Our Story

It’s been a few years since our last kiddo graduated high school, but it seems like yesterday that we were deep in the trenches of decision.

It all started when our oldest began kindergarten at our local elementary school. From the very beginning it was heartbreaking and difficult.

He was young. A tiny 4 year old with an October birthday. (the school year started in August)

He was a baby and simply wasn’t ready. And yet, we were pushed to enroll him. So we did.

Each day, during the course of the entire school year, was filled with tears. Both his and mine.

At drop off, he begged for me to stay. He ran after me when I tried to leave. And it crushed me. I would sit in my car crying, feeling like the worst parent in the world.

I was assured that he would adjust. To give it time. Time passed, and he didn’t adjust. If anything, he progressively got worse.

I was assured that if I became a room parent, it would help. It didn’t. He clung to me in class.

Moreover, I noticed that he was a completely different child in class.

My sweet, friendly little guy was frustrated, distracted, and even fearful within the classroom walls. Even with me there beside him.

It was rough.

And all the while, I kept thinking, “This is Kindergarten! It shouldn’t be this way!”

My husband agreed.

And it was decided that our sweet boy would repeat Kindergarten.

The pressure was off. And, for the first time during this journey, we knew that it was the right choice.

But even with our newly found relief, we still had another decision to make. Should he stay within the public school system, or should we seek alternate options?
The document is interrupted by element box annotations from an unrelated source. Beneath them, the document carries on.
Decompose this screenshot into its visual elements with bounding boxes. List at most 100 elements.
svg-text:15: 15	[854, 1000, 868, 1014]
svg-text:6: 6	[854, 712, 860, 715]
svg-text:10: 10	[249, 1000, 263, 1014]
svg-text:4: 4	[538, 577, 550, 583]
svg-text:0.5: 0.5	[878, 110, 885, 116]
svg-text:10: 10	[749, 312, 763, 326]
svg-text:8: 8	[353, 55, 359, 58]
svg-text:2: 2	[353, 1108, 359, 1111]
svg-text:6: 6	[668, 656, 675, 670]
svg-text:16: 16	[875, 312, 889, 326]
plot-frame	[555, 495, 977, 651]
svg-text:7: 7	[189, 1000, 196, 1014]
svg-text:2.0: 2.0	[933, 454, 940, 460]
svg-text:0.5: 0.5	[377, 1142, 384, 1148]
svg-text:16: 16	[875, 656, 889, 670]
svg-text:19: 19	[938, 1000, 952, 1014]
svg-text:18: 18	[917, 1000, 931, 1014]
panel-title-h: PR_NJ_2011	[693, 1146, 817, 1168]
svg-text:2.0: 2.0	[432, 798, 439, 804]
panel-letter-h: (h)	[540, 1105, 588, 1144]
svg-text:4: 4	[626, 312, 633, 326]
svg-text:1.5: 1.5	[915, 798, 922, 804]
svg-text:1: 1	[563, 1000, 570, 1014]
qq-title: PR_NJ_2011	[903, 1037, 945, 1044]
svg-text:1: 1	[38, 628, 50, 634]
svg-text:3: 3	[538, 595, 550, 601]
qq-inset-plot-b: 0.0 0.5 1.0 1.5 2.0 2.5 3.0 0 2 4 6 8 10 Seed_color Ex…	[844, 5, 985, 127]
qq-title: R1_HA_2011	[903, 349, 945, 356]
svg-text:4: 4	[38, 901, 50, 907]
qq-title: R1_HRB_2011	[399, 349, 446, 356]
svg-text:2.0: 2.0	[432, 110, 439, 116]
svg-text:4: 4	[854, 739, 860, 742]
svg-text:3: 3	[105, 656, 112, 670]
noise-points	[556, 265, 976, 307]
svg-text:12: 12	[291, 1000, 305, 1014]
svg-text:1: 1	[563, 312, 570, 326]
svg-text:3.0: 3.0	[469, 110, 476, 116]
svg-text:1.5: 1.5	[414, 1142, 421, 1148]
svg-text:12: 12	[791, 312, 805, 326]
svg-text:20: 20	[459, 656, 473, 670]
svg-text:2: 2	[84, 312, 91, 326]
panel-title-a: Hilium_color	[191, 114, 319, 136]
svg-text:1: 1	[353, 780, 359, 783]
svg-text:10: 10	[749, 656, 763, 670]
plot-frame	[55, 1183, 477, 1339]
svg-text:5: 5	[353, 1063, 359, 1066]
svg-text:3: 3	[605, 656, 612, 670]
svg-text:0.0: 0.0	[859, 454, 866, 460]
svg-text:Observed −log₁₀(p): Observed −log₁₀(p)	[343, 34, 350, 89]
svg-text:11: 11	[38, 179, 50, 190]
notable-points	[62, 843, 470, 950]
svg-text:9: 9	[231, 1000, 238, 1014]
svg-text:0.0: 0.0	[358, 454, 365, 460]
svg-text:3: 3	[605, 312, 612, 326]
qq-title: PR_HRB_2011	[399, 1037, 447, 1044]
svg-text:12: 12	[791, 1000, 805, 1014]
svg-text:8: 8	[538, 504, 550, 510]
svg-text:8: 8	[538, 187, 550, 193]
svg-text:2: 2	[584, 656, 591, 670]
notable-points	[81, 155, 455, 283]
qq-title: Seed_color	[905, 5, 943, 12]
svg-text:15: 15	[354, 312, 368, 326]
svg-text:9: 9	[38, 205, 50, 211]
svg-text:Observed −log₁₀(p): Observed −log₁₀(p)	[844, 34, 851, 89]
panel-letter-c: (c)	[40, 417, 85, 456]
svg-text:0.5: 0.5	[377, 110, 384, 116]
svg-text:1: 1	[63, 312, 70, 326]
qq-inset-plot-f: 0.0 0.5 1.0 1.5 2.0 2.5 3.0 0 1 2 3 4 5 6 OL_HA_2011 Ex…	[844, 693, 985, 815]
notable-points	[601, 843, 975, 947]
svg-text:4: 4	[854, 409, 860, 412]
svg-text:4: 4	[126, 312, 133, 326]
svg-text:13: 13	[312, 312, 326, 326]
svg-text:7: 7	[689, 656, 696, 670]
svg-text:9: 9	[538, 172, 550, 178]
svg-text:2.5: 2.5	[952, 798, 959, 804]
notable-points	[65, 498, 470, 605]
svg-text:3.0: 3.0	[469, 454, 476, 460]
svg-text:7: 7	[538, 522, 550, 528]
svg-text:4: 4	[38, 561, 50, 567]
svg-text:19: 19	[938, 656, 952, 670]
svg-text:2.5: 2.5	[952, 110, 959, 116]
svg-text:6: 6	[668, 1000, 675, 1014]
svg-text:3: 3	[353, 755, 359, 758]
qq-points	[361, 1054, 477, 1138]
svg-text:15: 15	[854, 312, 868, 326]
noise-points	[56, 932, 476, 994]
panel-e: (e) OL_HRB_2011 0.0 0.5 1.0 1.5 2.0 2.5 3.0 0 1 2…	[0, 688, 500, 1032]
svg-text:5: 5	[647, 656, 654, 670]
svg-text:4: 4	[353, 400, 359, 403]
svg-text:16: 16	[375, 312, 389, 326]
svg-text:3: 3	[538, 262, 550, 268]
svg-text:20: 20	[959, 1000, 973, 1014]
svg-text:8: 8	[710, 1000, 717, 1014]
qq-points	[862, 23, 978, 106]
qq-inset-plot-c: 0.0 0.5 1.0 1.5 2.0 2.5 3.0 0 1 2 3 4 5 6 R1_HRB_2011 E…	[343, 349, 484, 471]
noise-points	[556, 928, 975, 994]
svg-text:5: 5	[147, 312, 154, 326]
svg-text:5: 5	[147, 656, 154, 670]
We knew that the differences between our home study time and his class time were dramatic.

He was calm, happy and attentive at home, and chaotic, upset and stressed in class.

We knew that we simply could not endure another year of public school. He was miserable. And I was defeated.

And suddenly, I remembered the words of a dear friend, given a year before : “Maybe you should think about homeschooling.”

We never once entertained the thought of homeschooling. It was completely foreign to us. But there we were, stumbling through all of the information we could find online.

For days, I soaked up everything I could regarding homeschooling. We prayed. We discussed options. And for the second time, we just knew it was the right choice. (It was totally God!)

So, we enrolled in a local charter school that offered a homeschool/class option.

When the school year started, there was a noticeable change in our son. He was happy. He was thriving. And he was making friends.

So we stayed.

Year after year.

At the beginning of each term we prayed. We prayed for direction. We prayed over curriculum. And we prayed over our family.

Time passed and each year changed and grew as we changed and grew.

Eventually we left the charter school system and I dove headfirst into independently homeschooling our brood.

This led us to co-ops, which led to me teaching classes both at co-op and within our home.

And eventually, we even welcomed a dear friend into our little homeschool and she finished out her senior year with us.

The years brought challenges, victories, immeasurable joys, and opportunities to grow. But never once did we feel led to leave.

Our guy continued to thrive. Even on the hard days. And the day he graduated was filled with many happy tears and immense pride over all he had overcome to get to that place.

Our two younger kiddos followed suit with their older brother, and because of this, they both graduated early.

Homeschooling allowed me to teach my guys in ways that they learned best.

It gave us freedom.

Freedom to grow together.

Freedom to take much needed breaks.

Freedom to choose curriculum that we loved.

Freedom to incorporate our faith into our lessons.

Freedom to do life with our schooling.

Freedom to hold my kid when he was having an exceptionally difficult day.

Freedom to be a family.

Those years may not have been in our original life plan.

But they were some of the best years of our lives!